For Small Businesses – Economic Injury Disaster Loans (EIDL) and 7(a) Payroll Protection Plan
Emergency Economic Injury Disaster Loan (EIDL) Grants (Section 1110)
- Businesses with 500 employees or fewer, including sole proprietors, independent contractors, and cooperatives are eligible for Economic Injury Disaster Loans (EIDL) during the covered period of January 31st to December 31, 2020 in response to COVID-19.
- The business must show hardship due to the Coronavirus.
- During the covered period, SBA can determine loan eligibility based solely on the applicant’s credit score or use of an alternative appropriate method for determining an applicant’s ability to repay.
- The SBA must waive any personal guarantee on loan advances or loans under $200,000.

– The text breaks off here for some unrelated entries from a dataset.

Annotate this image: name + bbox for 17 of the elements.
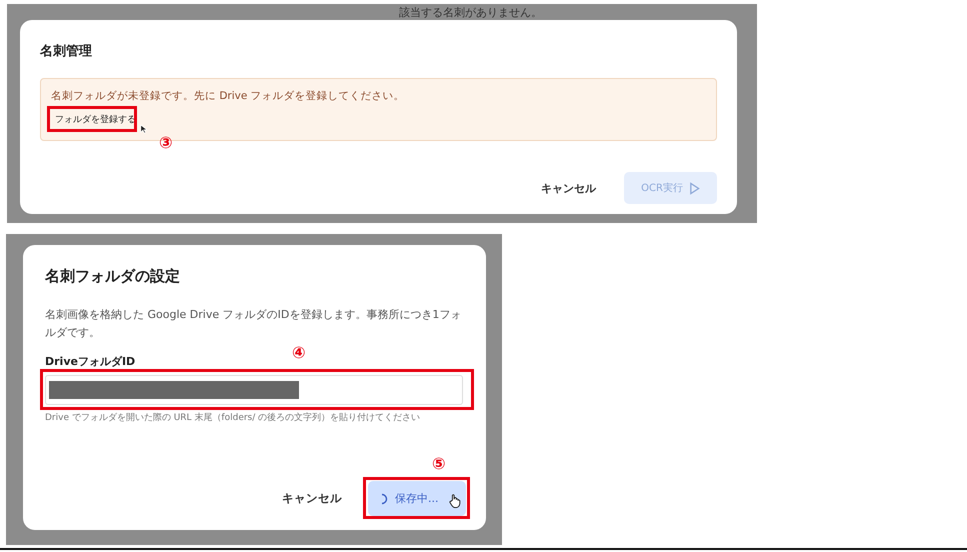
dialog-title: 名刺フォルダの設定 <box>45 267 181 286</box>
folder-id-field[interactable] <box>45 375 463 405</box>
empty-message: 該当する名刺がありません。 <box>399 5 542 20</box>
step-number: ③ <box>159 133 173 152</box>
field-label: DriveフォルダID <box>45 354 136 369</box>
alert-message: 名刺フォルダが未登録です。先に Drive フォルダを登録してください。 <box>51 89 405 103</box>
step-number: ⑤ <box>432 454 446 473</box>
dialog-description: 名刺画像を格納した Google Drive フォルダのIDを登録します。事務所につき1フォルダです。 <box>45 307 462 341</box>
hand-cursor-icon <box>448 493 462 509</box>
field-hint: Drive でフォルダを開いた際の URL 末尾（folders/ の後ろの文字列）を貼り付けてください <box>45 412 422 425</box>
step-number: ④ <box>292 343 306 362</box>
cancel-button[interactable]: キャンセル <box>535 180 602 196</box>
dialog-title: 名刺管理 <box>40 43 93 60</box>
save-button[interactable]: 保存中... <box>368 481 466 516</box>
cancel-button[interactable]: キャンセル <box>276 490 348 507</box>
play-icon <box>688 182 700 194</box>
cursor-icon <box>140 124 148 134</box>
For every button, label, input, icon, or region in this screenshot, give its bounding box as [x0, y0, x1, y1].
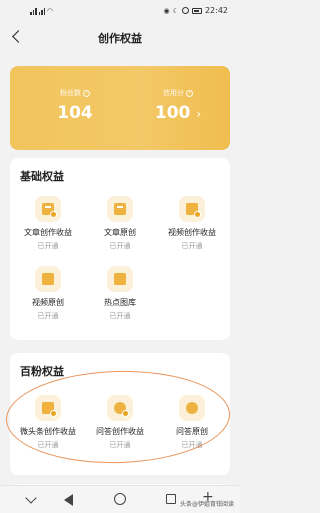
page-title: 创作权益 — [98, 32, 142, 45]
section-title: 基础权益 — [20, 170, 64, 183]
right-item-video-original[interactable]: 视频原创 已开通 — [13, 266, 83, 321]
fans-label: 粉丝数 — [60, 89, 81, 97]
video-original-icon — [35, 266, 61, 292]
right-status: 已开通 — [37, 312, 59, 320]
system-nav-bar: + 头条@伊姐育钳阅读 — [0, 485, 240, 513]
right-item-image-library[interactable]: 热点图库 已开通 — [85, 266, 155, 321]
right-name: 文章原创 — [104, 228, 136, 237]
video-income-icon — [179, 196, 205, 222]
basic-rights-card: 基础权益 文章创作收益 已开通 文章原创 已开通 视频创作收益 已开通 视频原创… — [10, 158, 230, 340]
section-title: 百粉权益 — [20, 365, 64, 378]
chevron-down-icon[interactable] — [25, 492, 37, 504]
article-income-icon — [35, 196, 61, 222]
right-name: 视频原创 — [32, 298, 64, 307]
image-library-icon — [107, 266, 133, 292]
fans-count-block[interactable]: 粉丝数 ? 104 — [40, 88, 110, 123]
help-icon[interactable]: ? — [83, 89, 90, 97]
right-name: 热点图库 — [104, 298, 136, 307]
right-status: 已开通 — [37, 242, 59, 250]
signal-icon: ◠ — [30, 7, 53, 15]
right-name: 视频创作收益 — [168, 228, 216, 237]
alarm-icon — [181, 7, 189, 14]
moon-icon: ☾ — [172, 6, 179, 15]
recent-apps-icon[interactable] — [166, 494, 176, 504]
stats-banner: 粉丝数 ? 104 信用分 ? 100 › — [10, 66, 230, 150]
nav-bar: 创作权益 — [0, 22, 240, 54]
right-status: 已开通 — [109, 242, 131, 250]
back-triangle-icon[interactable] — [64, 494, 73, 506]
right-status: 已开通 — [109, 312, 131, 320]
right-item-article-original[interactable]: 文章原创 已开通 — [85, 196, 155, 251]
help-icon[interactable]: ? — [186, 89, 193, 97]
fans-value: 104 — [57, 103, 93, 123]
right-name: 文章创作收益 — [24, 228, 72, 237]
right-item-video-income[interactable]: 视频创作收益 已开通 — [157, 196, 227, 251]
watermark: 头条@伊姐育钳阅读 — [179, 501, 234, 508]
home-circle-icon[interactable] — [114, 493, 126, 505]
eye-icon: ◉ — [163, 6, 170, 15]
credit-value: 100 — [154, 103, 191, 123]
battery-icon — [191, 7, 202, 14]
wifi-icon: ◠ — [47, 7, 54, 15]
credit-label: 信用分 — [163, 89, 184, 97]
status-time: 22:42 — [204, 6, 228, 15]
chevron-right-icon[interactable]: › — [196, 107, 201, 121]
article-original-icon — [107, 196, 133, 222]
right-status: 已开通 — [181, 242, 203, 250]
credit-score-block[interactable]: 信用分 ? 100 › — [143, 88, 213, 123]
status-bar: ◠ ◉ ☾ 22:42 — [0, 0, 240, 22]
right-item-article-income[interactable]: 文章创作收益 已开通 — [13, 196, 83, 251]
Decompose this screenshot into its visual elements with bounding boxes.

- Economic Injury Disaster Loans may be used for the following:
- Paid sick leave to employees impacted by COVID-19
- Rent/Mortgage Payments
- Debt obligations due to loss revenues
- Increased costs for due to chain supply disruptions and materials
SBA 7(a) Payroll Protection Program (Section. 1102 & 1106)
- Businesses with 500 employees or fewer, including sole proprietors and independent contractors, are eligible for SBA 7(a) loans in response to COVID-19 covering expenses for the period of February 15, 2020 through June 30, 2020. The CARES Act appropriates $349 billion to cover these loans.
- The loan amount will be 250% of the average salary expenditures/month for the year prior to the loan, up to $10 million. For businesses not open yet in that period, the SBA will look at earlier receipts from 2020.
- 7(a) loans can be used for:
- Payroll, including for independent contractors and employees who work on commission;
- Rent/Mortgage interest;
- All or a portion of these loans will be forgivable for businesses that maintain at least 75% of the average payroll levels as in the previous year; forgivable amounts phase out as employers payroll levels drop below that.
For People with Student Loans
- Suspends all payment due on federal student loans for 6 months.
- Interest shall not accrue on these during this forbearance.
- For the purpose of loan forgiveness, loans will be deemed paid during the forbearance.
- Prohibits negative credit reporting or involuntary debt collection during forbearance period.